5.3 Q-9

Question Statement

We need to maximize the profit function for a machine that can produce two types of products:

Product A: Requires 2 units of chemical and 1 unit of compound.
Product B: Requires 1 unit of chemical and 2 units of compound.

The available resources are:

800 units of chemical
1000 units of compound

The profits per unit of product A and B are Rs. 30 and Rs. 20, respectively.

We need to determine the number of units of each product (A and B) that should be produced to maximize the profit, subject to the constraints on the available resources.

Background and Explanation

This is a linear programming problem where we need to maximize a profit function while adhering to given constraints. The constraints arise from the limited availability of chemical and compound. The goal is to determine the optimal number of units of products A and B that can be produced without exceeding the available resources, while maximizing the total profit.

Solution

Let:

$x$ be the number of units of product A
$y$ be the number of units of product B

Step 1: Define the Profit Function

The profit function is given by:

f(x, y) = 30x + 20y

Where:

$30x$ is the profit from product A
$20y$ is the profit from product B

Step 2: Write the Constraints

The constraints are based on the available resources:

Chemical constraint:

2x + y \leq 800

Compound constraint:

x + 2y \leq 1000

Both $x$ and $y$ must be non-negative:

x \geq 0, \quad y \geq 0

Step 3: Find the Corner Points

To solve this linear programming problem, we first need to graph the constraints and find the corner points where the feasible region is formed.

1. For the chemical constraint $2x + y = 800$ :

If $x = 0$ , then $y = 800$ , so the point is $(0, 800)$ .
If $y = 0$ , then $x = 400$ , so the point is $(400, 0)$ .

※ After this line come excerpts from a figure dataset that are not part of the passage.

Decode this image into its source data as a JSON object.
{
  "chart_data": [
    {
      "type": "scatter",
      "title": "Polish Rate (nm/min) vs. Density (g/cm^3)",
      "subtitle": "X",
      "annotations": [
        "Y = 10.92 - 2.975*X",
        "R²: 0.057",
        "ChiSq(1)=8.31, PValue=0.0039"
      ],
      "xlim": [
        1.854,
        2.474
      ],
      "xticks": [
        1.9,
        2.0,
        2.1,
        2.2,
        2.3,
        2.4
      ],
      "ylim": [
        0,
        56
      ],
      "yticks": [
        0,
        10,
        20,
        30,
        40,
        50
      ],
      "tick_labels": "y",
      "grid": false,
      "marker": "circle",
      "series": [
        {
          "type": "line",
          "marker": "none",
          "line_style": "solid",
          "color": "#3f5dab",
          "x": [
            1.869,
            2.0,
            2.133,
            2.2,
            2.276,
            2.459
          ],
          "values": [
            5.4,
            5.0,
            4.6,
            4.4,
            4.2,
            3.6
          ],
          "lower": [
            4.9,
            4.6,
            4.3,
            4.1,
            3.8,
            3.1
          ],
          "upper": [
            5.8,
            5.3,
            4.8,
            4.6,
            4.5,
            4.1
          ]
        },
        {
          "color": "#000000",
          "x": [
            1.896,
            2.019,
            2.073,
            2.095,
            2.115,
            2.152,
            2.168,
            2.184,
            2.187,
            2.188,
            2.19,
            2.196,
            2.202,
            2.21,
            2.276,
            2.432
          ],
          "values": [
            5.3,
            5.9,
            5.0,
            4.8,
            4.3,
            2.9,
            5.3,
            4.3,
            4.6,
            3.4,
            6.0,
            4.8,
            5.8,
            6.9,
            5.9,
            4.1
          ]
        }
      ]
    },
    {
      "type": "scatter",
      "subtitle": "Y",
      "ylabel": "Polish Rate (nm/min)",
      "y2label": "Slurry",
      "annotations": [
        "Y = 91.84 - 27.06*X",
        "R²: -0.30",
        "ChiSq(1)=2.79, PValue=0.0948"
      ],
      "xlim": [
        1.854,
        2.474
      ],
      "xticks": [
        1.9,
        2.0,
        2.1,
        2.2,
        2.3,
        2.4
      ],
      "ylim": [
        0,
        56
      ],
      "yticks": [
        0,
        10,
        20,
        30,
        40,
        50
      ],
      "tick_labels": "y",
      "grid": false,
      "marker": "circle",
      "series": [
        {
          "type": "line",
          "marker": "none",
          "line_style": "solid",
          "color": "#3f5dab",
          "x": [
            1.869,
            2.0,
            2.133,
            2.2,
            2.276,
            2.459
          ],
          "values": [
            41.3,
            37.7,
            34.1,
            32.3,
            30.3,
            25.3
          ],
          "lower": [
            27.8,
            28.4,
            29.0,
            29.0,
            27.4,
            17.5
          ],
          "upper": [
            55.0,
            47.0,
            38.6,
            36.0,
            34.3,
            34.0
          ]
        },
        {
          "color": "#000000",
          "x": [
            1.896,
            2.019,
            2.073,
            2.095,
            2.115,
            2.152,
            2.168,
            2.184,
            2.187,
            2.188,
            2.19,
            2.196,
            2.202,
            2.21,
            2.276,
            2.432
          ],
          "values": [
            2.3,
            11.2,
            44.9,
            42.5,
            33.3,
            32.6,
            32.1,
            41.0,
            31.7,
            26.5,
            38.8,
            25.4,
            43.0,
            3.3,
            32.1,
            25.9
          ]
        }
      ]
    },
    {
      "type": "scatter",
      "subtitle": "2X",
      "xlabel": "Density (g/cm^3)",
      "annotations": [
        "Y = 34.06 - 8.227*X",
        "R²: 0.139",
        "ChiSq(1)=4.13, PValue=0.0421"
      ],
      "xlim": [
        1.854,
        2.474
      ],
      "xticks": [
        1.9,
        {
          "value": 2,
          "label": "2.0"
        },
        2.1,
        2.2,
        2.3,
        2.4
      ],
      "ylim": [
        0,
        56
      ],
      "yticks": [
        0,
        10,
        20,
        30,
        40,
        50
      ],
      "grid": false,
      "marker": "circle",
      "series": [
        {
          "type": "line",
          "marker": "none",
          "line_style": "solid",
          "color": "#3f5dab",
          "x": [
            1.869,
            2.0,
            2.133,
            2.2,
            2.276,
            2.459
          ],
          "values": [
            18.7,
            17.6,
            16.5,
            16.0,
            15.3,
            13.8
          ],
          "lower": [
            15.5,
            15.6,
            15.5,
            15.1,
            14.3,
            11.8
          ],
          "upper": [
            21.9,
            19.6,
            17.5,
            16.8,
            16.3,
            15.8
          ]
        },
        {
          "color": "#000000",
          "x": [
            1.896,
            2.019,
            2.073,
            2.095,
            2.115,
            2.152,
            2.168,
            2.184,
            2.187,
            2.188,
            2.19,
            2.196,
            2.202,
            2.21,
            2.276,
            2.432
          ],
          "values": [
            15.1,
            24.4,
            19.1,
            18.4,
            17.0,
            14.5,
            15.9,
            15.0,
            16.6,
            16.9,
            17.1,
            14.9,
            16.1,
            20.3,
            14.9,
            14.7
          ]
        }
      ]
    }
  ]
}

2. For the compound constraint $x + 2y = 1000$ :

If $x = 0$ , then $y = 500$ , so the point is $(0, 500)$ .
If $y = 0$ , then $x = 1000$ , so the point is $(1000, 0)$ .

3. Find the intersection of the two lines:

Substitute the expression for $y$ from the chemical constraint into the compound constraint:

y = 800 - 2x

Substitute into $x + 2y = 1000$ :

x + 2(800 - 2x) = 1000

Simplify and solve for $x$ :

x + 1600 - 4x = 1000 -3x = -600 x = 200

Now substitute $x = 200$ into $y = 800 - 2x$ to find $y$ :

y = 800 - 2(200) = 400

So, the intersection point is $(200, 400)$ .

Step 4: Evaluate the Profit at the Corner Points

Now that we have the corner points $(200, 400), (0, 500), (400, 0), (0, 0)$ , we can evaluate the profit function at each of these points.

At $(200, 400)$ :

f(200, 400) = 30(200) + 20(400) = 6000 + 8000 = 14000

At $(0, 500)$ :

f(0, 500) = 30(0) + 20(500) = 0 + 10000 = 10000

At $(400, 0)$ :

f(400, 0) = 30(400) + 20(0) = 12000 + 0 = 12000

At $(0, 0)$ :

f(0, 0) = 30(0) + 20(0) = 0 + 0 = 0

Step 5: Determine the Maximum Profit

The maximum profit occurs at the point $(200, 400)$ with a profit of Rs. 14,000.

Key Formulas or Methods Used

Profit Function: $f(x, y) = 30x + 20y$
Constraints:
1. $2x + y \leq 800$
2. $x + 2y \leq 1000$
3. $x \geq 0, , y \geq 0$
Linear Programming: Find the intersection points of the constraints and evaluate the profit function at each corner point.

Summary of Steps

Define the profit function: $f(x, y) = 30x + 20y$ .
Write the constraints based on resource limits.
Find the intersection points of the constraints by solving the equations.
Evaluate the profit function at each corner point.
The corner point $(200, 400)$ gives the maximum profit of Rs. 14,000.